箕輪城は室町時代末期に関東管領上杉氏の家臣長野氏によって築城されました。戦国時代、信濃より東進してきた武田信玄の侵攻を受けるも(1555-58)城主長野業政(なりまさ)は知勇を以て奮戦しこれを退け、名将として語り継がれています。業政死後、子の業盛(なりもり)は父の遺志を継ぎよく戦うも、再び攻め寄せた武田勢の総攻撃により1566年落城し、長野氏は攻め滅ぼされました。箕輪城は武田氏滅亡後に織田→北条→徳川氏と支配者を変え、1598年に徳川家臣井伊直正が高崎へ城を移し廃城となりましたが、城下町の町並みの名残が今も残ります。写真は城の裏口にあたる搦手(からめて)口。
城跡を示す石碑と由来書き。
箕輪城本丸跡。石碑がある他は茫漠と草むらが広がっています。
「夏草や 兵どもが 夢の跡」芭蕉。
榛東村(しんとうむら)に入ってどこか昼食を摂るところを探すとこちらのお店「中華大榛」が目に入りました。昼の営業から中休みに入る直前でしたが快く入店させていただきました。「大榛特製ラーメン」はラーメン好きの人は一度お試しあれ。
水澤山の上り坂を走っていくと正面に参道の石段が見えてきます。自動車やバスで参拝に来た場合は正面を右へ迂回して上の駐車場へ。

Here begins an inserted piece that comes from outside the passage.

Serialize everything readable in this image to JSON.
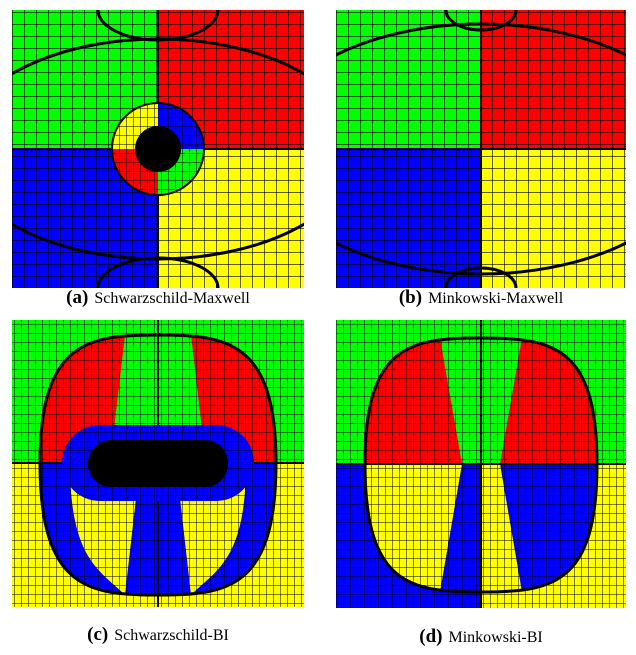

「伊香保ろの やさかの堰堤に立つ虹の 顕ろまでも さ寝をさ寝てば」
【厳秀(いかほ→榛名山)の八坂の堰堤にあざやかな朝虹が立つ。その虹のようにはっきりと二人の仲が知れてしまってもかまわない。それまでも共寝をしたならばどんなによかろう。さあ寝よう、寝ましょう。】
境内の一隅にある、伊香保を詠んだ『万葉集』巻第十四東歌上野国歌の歌碑。万葉集約4500首中ただ一首「虹」を詠んだ歌だそうです。
自動車やバスの参拝者がまず来ることになる大駐車場。
駐車場に隣接する釈迦堂。釈迦三尊像のほか坂東観音札所全三十三番のお砂踏み、円空佛など多くの寺宝が祭られています。
駐車場と観音堂を結ぶ参道を行く参拝者。強い西日を境内の木立が和らげてくれます。
先にご紹介した石段を登り切るとこちら観音堂正面です。駐車場からは観音堂向かって右手側に出ます。
観音堂前は参拝者が供える線香の煙が絶えません。「一隅を照らそう」の掲額が目立ちます。
堂内で『観音経』一巻を読誦させていただきました。
水澤寺の山本和尚さんが親子お揃いでお勤めしていました。一枚参拝記念にパチリ(^_^)。
暑さの中、徒歩で巡礼されている方に境内でお会いしたりするとその姿に感銘を受けます。古来より人を引きつけて止まない坂東観音札所、これからも機会を見て他の札所をお参りし、またお参りだけでなくその土地で関心を持った諸々の出来事も紹介できたらいいなと思います。